An account of the efforts by the Committee of Twenty of the IMF to agree upon a reformed international monetary system to replace the par value system which was terminated in 1971. The emphasis throughout the book is analytical and the treatment of the economic issues debated during the negotiations and those embodied in the major reform proposals is scholarly and penetrating. The author attributes the failure of the reform effort to a lack of political will and to technical inadequacies of the main proposals. Both the European and the U.S. officials sought a more symmetrical adjustment mechanism: the United States, between surplus and deficit countries, on the basis of the reserve-indicator proposal; and the Europeans, between reserve and nonreserve currencies, on the basis of asset settlement by all countries. There is also an extended treatment of the role of the SDR as a reserve asset. Williamson favors a system of reference rates—a negotiated structure of exchange rates revised periodically which would be the basis of, but not provide an obligation for, official intervention in exchange markets.

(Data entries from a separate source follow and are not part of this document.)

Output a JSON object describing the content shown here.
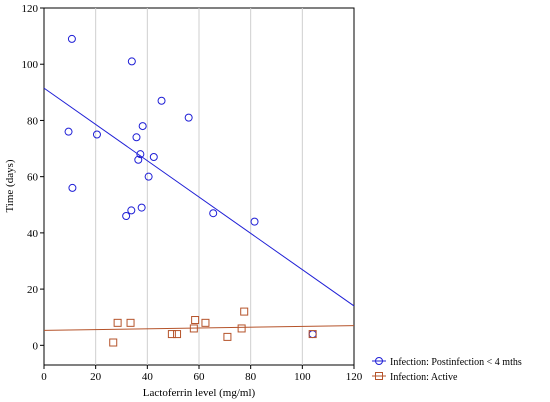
{
  "chart_data": {
    "type": "scatter",
    "xlabel": "Lactoferrin level (mg/ml)",
    "ylabel": "Time (days)",
    "xlim": [
      0,
      120
    ],
    "ylim": [
      -7,
      120
    ],
    "xticks": [
      "0",
      "20",
      "40",
      "60",
      "80",
      "100",
      "120"
    ],
    "yticks": [
      "0",
      "20",
      "40",
      "60",
      "80",
      "100",
      "120"
    ],
    "grid": "vertical",
    "legend_position": "bottom-right",
    "series": [
      {
        "name": "Infection: Postinfection < 4 mths",
        "marker": "circle",
        "color": "#1f1fd6",
        "points": [
          [
            9.5,
            76
          ],
          [
            10.8,
            109
          ],
          [
            11,
            56
          ],
          [
            20.5,
            75
          ],
          [
            31.8,
            46
          ],
          [
            33.8,
            48
          ],
          [
            34,
            101
          ],
          [
            35.8,
            74
          ],
          [
            36.5,
            66
          ],
          [
            37.3,
            68
          ],
          [
            37.8,
            49
          ],
          [
            38.2,
            78
          ],
          [
            40.5,
            60
          ],
          [
            42.5,
            67
          ],
          [
            45.5,
            87
          ],
          [
            56,
            81
          ],
          [
            65.5,
            47
          ],
          [
            81.5,
            44
          ],
          [
            104,
            4
          ]
        ],
        "fit": {
          "x": [
            0,
            120
          ],
          "y": [
            91.5,
            14
          ]
        }
      },
      {
        "name": "Infection: Active",
        "marker": "square",
        "color": "#b5532a",
        "points": [
          [
            26.8,
            1
          ],
          [
            28.5,
            8
          ],
          [
            33.5,
            8
          ],
          [
            49.5,
            4
          ],
          [
            51.5,
            4
          ],
          [
            58,
            6
          ],
          [
            58.5,
            9
          ],
          [
            62.5,
            8
          ],
          [
            71,
            3
          ],
          [
            76.5,
            6
          ],
          [
            77.5,
            12
          ],
          [
            104,
            4
          ]
        ],
        "fit": {
          "x": [
            0,
            120
          ],
          "y": [
            5.3,
            7
          ]
        }
      }
    ]
  }
}
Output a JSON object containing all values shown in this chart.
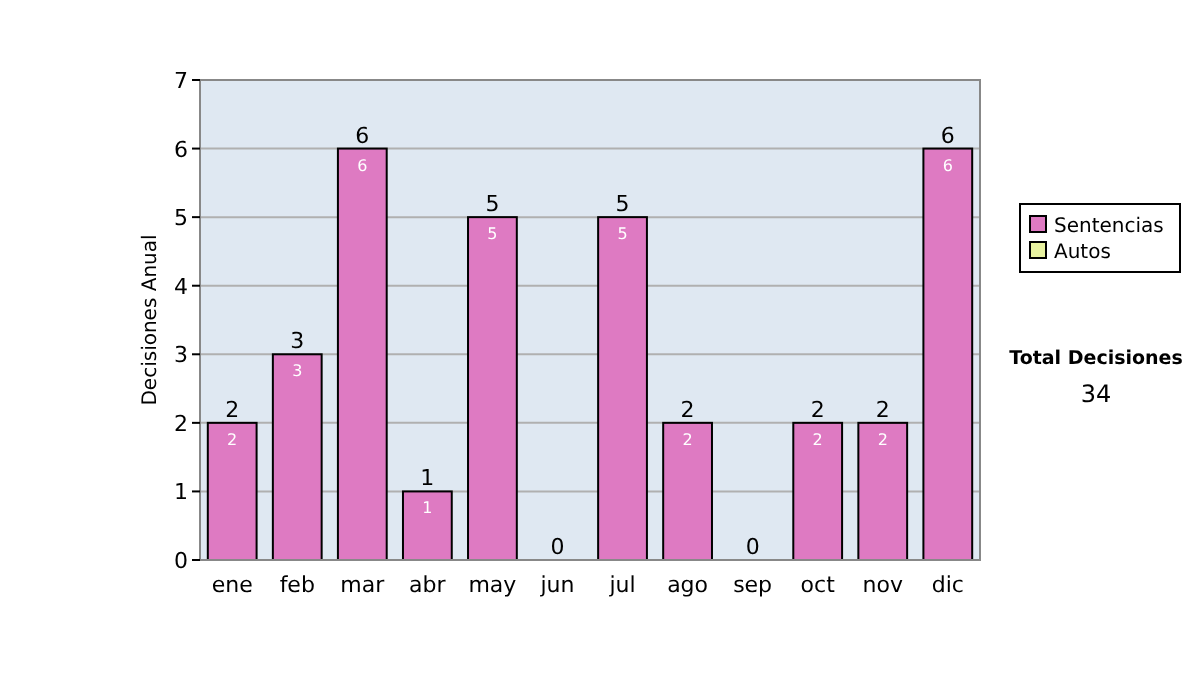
{
  "chart_data": {
    "type": "bar",
    "ylabel": "Decisiones Anual",
    "categories": [
      "ene",
      "feb",
      "mar",
      "abr",
      "may",
      "jun",
      "jul",
      "ago",
      "sep",
      "oct",
      "nov",
      "dic"
    ],
    "series": [
      {
        "name": "Sentencias",
        "color": "#de7ac2",
        "values": [
          2,
          3,
          6,
          1,
          5,
          0,
          5,
          2,
          0,
          2,
          2,
          6
        ],
        "value_labels": [
          "2",
          "3",
          "6",
          "1",
          "5",
          null,
          "5",
          "2",
          null,
          "2",
          "2",
          "6"
        ]
      },
      {
        "name": "Autos",
        "color": "#e8f2a0",
        "values": [
          0,
          0,
          0,
          0,
          0,
          0,
          0,
          0,
          0,
          0,
          0,
          0
        ]
      }
    ],
    "stacked": true,
    "totals": [
      "2",
      "3",
      "6",
      "1",
      "5",
      "0",
      "5",
      "2",
      "0",
      "2",
      "2",
      "6"
    ],
    "ylim": [
      0,
      7
    ],
    "yticks": [
      0,
      1,
      2,
      3,
      4,
      5,
      6,
      7
    ],
    "grid": "y",
    "legend": "right",
    "annotations": [
      "Total Decisiones",
      "34"
    ]
  }
}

The New International Economic Order: Confrontation or Cooperation between North and South?
Karl P. Sauvant and Hajo Hasenpflug (editors)

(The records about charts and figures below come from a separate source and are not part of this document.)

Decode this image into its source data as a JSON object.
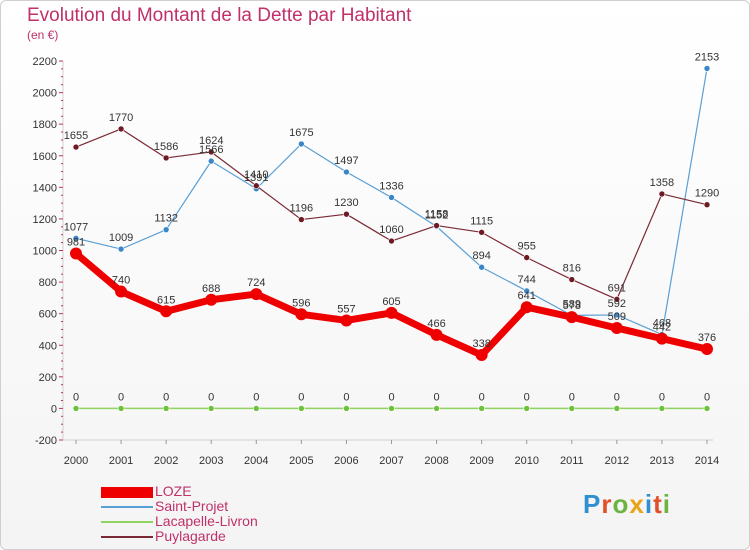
{
  "title": "Evolution du Montant de la Dette par Habitant",
  "subtitle": "(en €)",
  "logo": {
    "text": "Proxiti",
    "colors": [
      "#2f8fd0",
      "#e0502a",
      "#6db33f",
      "#e8a317",
      "#2f8fd0",
      "#e0502a",
      "#6db33f"
    ]
  },
  "chart_data": {
    "type": "line",
    "x": [
      "2000",
      "2001",
      "2002",
      "2003",
      "2004",
      "2005",
      "2006",
      "2007",
      "2008",
      "2009",
      "2010",
      "2011",
      "2012",
      "2013",
      "2014"
    ],
    "ylim": [
      -200,
      2200
    ],
    "yticks": [
      -200,
      0,
      200,
      400,
      600,
      800,
      1000,
      1200,
      1400,
      1600,
      1800,
      2000,
      2200
    ],
    "grid": false,
    "legend_position": "bottom-left",
    "series": [
      {
        "name": "LOZE",
        "color": "#ee0000",
        "values": [
          981,
          740,
          615,
          688,
          724,
          596,
          557,
          605,
          466,
          338,
          641,
          578,
          509,
          442,
          376
        ]
      },
      {
        "name": "Saint-Projet",
        "color": "#5a9fd4",
        "values": [
          1077,
          1009,
          1132,
          1566,
          1391,
          1675,
          1497,
          1336,
          1152,
          894,
          744,
          589,
          592,
          468,
          2153
        ]
      },
      {
        "name": "Lacapelle-Livron",
        "color": "#8fd460",
        "values": [
          0,
          0,
          0,
          0,
          0,
          0,
          0,
          0,
          0,
          0,
          0,
          0,
          0,
          0,
          0
        ]
      },
      {
        "name": "Puylagarde",
        "color": "#7a2a34",
        "values": [
          1655,
          1770,
          1586,
          1624,
          1410,
          1196,
          1230,
          1060,
          1158,
          1115,
          955,
          816,
          691,
          1358,
          1290
        ]
      }
    ]
  }
}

Westview Press, Boulder, Colorado, U.S.A., 1977, xviii + 474 pp., $25.
A combination of public statements—especially by several UN agencies—and analytical papers prepared for the volume by specialists from U.S. and European universities on key policy issues being debated in the North-South dialogue.

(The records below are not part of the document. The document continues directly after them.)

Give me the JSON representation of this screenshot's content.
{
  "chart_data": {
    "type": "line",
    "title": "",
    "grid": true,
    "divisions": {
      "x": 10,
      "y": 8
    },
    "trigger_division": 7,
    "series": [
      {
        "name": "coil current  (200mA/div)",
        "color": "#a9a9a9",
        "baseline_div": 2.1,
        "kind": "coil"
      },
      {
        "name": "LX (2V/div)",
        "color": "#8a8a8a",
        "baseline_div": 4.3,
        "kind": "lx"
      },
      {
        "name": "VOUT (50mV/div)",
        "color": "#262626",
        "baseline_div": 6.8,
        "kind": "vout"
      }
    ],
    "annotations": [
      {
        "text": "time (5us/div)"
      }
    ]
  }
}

Composite Reserve Assets in the International Monetary System
Jacob S. Dreyer
JAI Press, Greenwich, Connecticut, U.S.A., 1977, xvi + 191 pp., $21.50.
An academic inquiry into the problems associated with the replacement of gold by an international fiduciary asset. In particular, the author discusses the limitations of one form, the SDR.
Floating Exchange Rates and International Monetary Reform
Thomas D. Willett
American Enterprise Institute Studies in Economic Policy, Washington, DC, U.S.A., 1977, 146 pp. $3.25 (paperback).
This policy-oriented review of the world’s experience since 1973 with floating exchange rates (i) traces the shift among monetary officials away from an earlier preference for fixed rates; (ii) evaluates the performance of floating rates; (iii) indicates, by comparison with the reform efforts up to 1974 of the Committee of 20, that the new flexible monetary system based on managed floating constitutes a substantial improvement over the Bretton Woods regime in coping with liquidity, confidence, and adjustment problems; and (iv) presents arguments in favor of a case-by-case, and not a more formal, approach to multilateral surveillance. In the author’s view, present financial arrangements have been working far better than critics had expected, and managed flexibility provides the soundest foundation for the future evolution of the international monetary system.
Excise Systems: A Global Study of the Selective Taxation of Goods and Services
The Johns Hopkins University Press, Baltimore, Maryland, U.S.A., 1977. ix + 192 pp., $14.
A factual and analytical study of selective taxes on goods and services—that is, excise taxes, perhaps the most widely used source of government revenue. In this authoritative work, it is suggested that excises may be more effective as a source of government revenue and as a tool of economic development or social policies than many other taxes which are comprehensive in design but turn out to be unreliable or inefficient in practice.
Accountancy Systems in Third World Economies
Adolf J. H. Enthoven
North Holland Publishing Company, New York. N.Y., U.S.A., 1977. xii + 359 pp., $32.95.
The book discusses the various aspects of enterprise, government, and national accounting systems and the problems encountered in their implementation in the developing world. It also provides detailed case studies of six African and nine Asian countries, dealing, among other things, with the status of the accounting profession in both the public and private sectors, training programs offered in these sectors, and recent efforts at improving accounting systems.